Athlon1600 / php-proxy

A web proxy script written in PHP and built as an alternative to Glype.
https://www.php-proxy.com
MIT License
295 stars 158 forks source link

Some urls / domains get redirected #137

Open Collusion opened 6 years ago

Collusion commented 6 years ago

Example domain: http://superbestaudiofriends.org/index.php

If I try to open any of the subforums via the proxified page, I get back to the front page ( the url above ). I've tried to debug this myself, but haven't had any luck.

Example: http://superbestaudiofriends.org/index.php?threads/what-are-you-listening-to-right-now.6/page-254

At ProxifyPlugin.php in function onBeforeRequest(ProxyEvent $event):

$request = $event['request'];

If I dump the $request object, I get the following output:

object(Proxy\Http\Request)#18 (10) { ["method":"Proxy\Http\Request":private]=> string(3) "GET" ["url":"Proxy\Http\Request":private]=> string(42) "http://superbestaudiofriends.org/index.php" ["protocol_version":"Proxy\Http\Request":private]=> string(3) "1.1" ["params"]=> object(Proxy\Http\ParamStore)#19 (2) { ["data":protected]=> array(0) { } ["case_sensitive":protected]=> bool(false) } ....

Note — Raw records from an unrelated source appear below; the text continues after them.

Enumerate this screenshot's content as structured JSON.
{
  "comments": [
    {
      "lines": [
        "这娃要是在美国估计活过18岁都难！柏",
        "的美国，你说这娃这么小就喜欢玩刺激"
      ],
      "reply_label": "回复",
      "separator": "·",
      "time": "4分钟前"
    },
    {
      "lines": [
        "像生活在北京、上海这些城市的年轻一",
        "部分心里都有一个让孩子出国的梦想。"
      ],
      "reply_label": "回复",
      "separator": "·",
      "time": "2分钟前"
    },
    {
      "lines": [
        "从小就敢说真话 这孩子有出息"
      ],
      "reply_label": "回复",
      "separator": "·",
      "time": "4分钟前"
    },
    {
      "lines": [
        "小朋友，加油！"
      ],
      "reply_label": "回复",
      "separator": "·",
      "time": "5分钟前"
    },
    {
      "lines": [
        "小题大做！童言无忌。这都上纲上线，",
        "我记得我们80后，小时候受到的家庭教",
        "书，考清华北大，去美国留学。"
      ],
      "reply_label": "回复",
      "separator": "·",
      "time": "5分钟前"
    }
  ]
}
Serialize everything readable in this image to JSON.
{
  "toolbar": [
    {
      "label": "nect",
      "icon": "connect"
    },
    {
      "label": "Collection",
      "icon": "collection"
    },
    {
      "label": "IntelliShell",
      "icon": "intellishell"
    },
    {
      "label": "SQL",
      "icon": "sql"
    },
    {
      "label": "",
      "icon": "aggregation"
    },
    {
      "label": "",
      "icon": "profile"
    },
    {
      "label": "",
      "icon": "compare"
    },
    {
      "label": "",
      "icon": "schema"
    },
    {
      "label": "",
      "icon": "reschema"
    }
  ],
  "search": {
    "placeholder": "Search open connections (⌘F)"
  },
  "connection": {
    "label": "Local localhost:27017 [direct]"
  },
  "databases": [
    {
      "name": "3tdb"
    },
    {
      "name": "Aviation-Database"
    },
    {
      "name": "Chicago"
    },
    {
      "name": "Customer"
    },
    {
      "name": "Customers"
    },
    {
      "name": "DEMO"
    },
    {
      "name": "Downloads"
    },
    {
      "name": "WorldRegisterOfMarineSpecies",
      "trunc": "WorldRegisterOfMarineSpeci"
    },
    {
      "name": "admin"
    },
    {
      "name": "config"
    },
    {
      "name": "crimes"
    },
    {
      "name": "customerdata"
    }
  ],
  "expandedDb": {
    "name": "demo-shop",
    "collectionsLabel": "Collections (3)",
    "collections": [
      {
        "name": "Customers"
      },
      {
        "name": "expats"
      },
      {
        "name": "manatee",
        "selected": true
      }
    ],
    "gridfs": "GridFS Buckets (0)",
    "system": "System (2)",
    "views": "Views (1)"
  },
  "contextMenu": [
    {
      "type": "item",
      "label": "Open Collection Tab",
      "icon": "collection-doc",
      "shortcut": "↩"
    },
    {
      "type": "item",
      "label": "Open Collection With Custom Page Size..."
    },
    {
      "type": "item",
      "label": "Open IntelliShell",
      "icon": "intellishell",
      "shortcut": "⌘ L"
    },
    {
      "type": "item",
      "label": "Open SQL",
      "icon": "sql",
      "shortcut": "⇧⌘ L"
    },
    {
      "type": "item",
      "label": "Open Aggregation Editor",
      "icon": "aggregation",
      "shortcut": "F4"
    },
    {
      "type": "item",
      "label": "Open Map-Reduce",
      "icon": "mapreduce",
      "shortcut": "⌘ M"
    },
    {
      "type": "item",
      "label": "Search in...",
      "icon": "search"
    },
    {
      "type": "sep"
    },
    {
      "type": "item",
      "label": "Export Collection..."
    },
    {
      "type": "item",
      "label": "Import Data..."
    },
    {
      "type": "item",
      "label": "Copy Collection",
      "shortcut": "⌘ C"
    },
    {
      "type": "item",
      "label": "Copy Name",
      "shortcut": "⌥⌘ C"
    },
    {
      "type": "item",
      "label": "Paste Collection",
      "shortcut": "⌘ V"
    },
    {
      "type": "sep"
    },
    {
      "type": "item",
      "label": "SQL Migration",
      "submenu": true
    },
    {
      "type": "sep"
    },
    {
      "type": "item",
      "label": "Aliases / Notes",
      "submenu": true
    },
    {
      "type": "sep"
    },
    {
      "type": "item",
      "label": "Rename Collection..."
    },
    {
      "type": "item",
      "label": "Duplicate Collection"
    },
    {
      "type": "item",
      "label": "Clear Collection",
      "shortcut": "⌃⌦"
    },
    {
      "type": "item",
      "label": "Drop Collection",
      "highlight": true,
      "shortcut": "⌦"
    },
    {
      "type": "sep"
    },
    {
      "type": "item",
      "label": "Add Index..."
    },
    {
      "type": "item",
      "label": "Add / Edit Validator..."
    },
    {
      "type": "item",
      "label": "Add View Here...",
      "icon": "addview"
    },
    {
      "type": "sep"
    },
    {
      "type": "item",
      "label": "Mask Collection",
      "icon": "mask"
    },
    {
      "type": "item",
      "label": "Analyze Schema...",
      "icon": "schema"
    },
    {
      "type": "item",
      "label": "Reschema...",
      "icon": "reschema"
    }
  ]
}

So for some reason, unknown to me, the url changes on the way. This is so far the only domain I've encountered this issue with, but as always, there are bound to be more...

Athlon1600 commented 6 years ago

The issue is with the way we are parsing that forum URL:

use Proxy\Http\Request;

echo '<pre>';

$url = "http://superbestaudiofriends.org/index.php?threads/what-are-you-listening-to-right-now.6/page-254";
var_dump($url);

$request = new Request('GET', 'url.com');
$request->setUrl($url);

var_dump($request->getUri());

which outputs:

string(97) "http://superbestaudiofriends.org/index.php?threads/what-are-you-listening-to-right-now.6/page-254"
string(102) "http://superbestaudiofriends.org/index.php?threads%2Fwhat-are-you-listening-to-right-now_6%2Fpage-254="

The http_build_query function from here:
https://github.com/Athlon1600/php-proxy/blob/master/src/Http/Request.php#L172

escapes all the slashes and dots from this portion of that URL:

forums/tales-from-the-bully-pulpit.2/

and transforms it into something that super-best-audio-friends server now treats as a whole different URL. The solution is not as easy as I thought it was going to be. Will look more into it this weekend.

Collusion commented 6 years ago

I think I bumped into the same problem with this site:

https://headmania.org/2015/08/18/schiit-yggdrasil-dac-review/

The html loads fine, but two css files fail:

https://s1.wp.com/_static/??-eJyNkVtuAyEMRTdUF00b9fFRdS0M4xInGCPwKMru6wmK1KQV6g/yNff4Ae5UIEhWzOp4hZLWSLm5UwnC0JgSnu/UY2jtwf2NJTpicwfU4sMRLmpkr5i84gJFmt6pERakouW5eN0cjAt5TMhmG2FcXq7UFu5txGGbvvU8l4qtgZ1MK4PurdFvrqddWWenlVSyba/omp4T/tdMOXQALq2Hs9ES0d6sSSCfgMxyKzpMLov2y2swqhpRIEnwSpJvBHwlT3X8lXOSaGF05vohN+iTP6bd++vT2zQ9T4dv7wrr+w==?cssminify=yes

https://s2.wp.com/_static/??-eJx9i0EKAjEMRS9kDYUZGRfiWTKltpE0KU0Grz+4EBHF1X8f3oNHD0nFszi0LXTeCokBJieVFcebjsnsAL/1rubhxkgDrOIgKa/9V5kmQg6sRT/PV+Q1t2xQJyisK/JTuLZLnOPpvMxxWu47xX5JvA==?cssminify=yes

The URL gets modified along the way and what I get is a 400 response for those two files.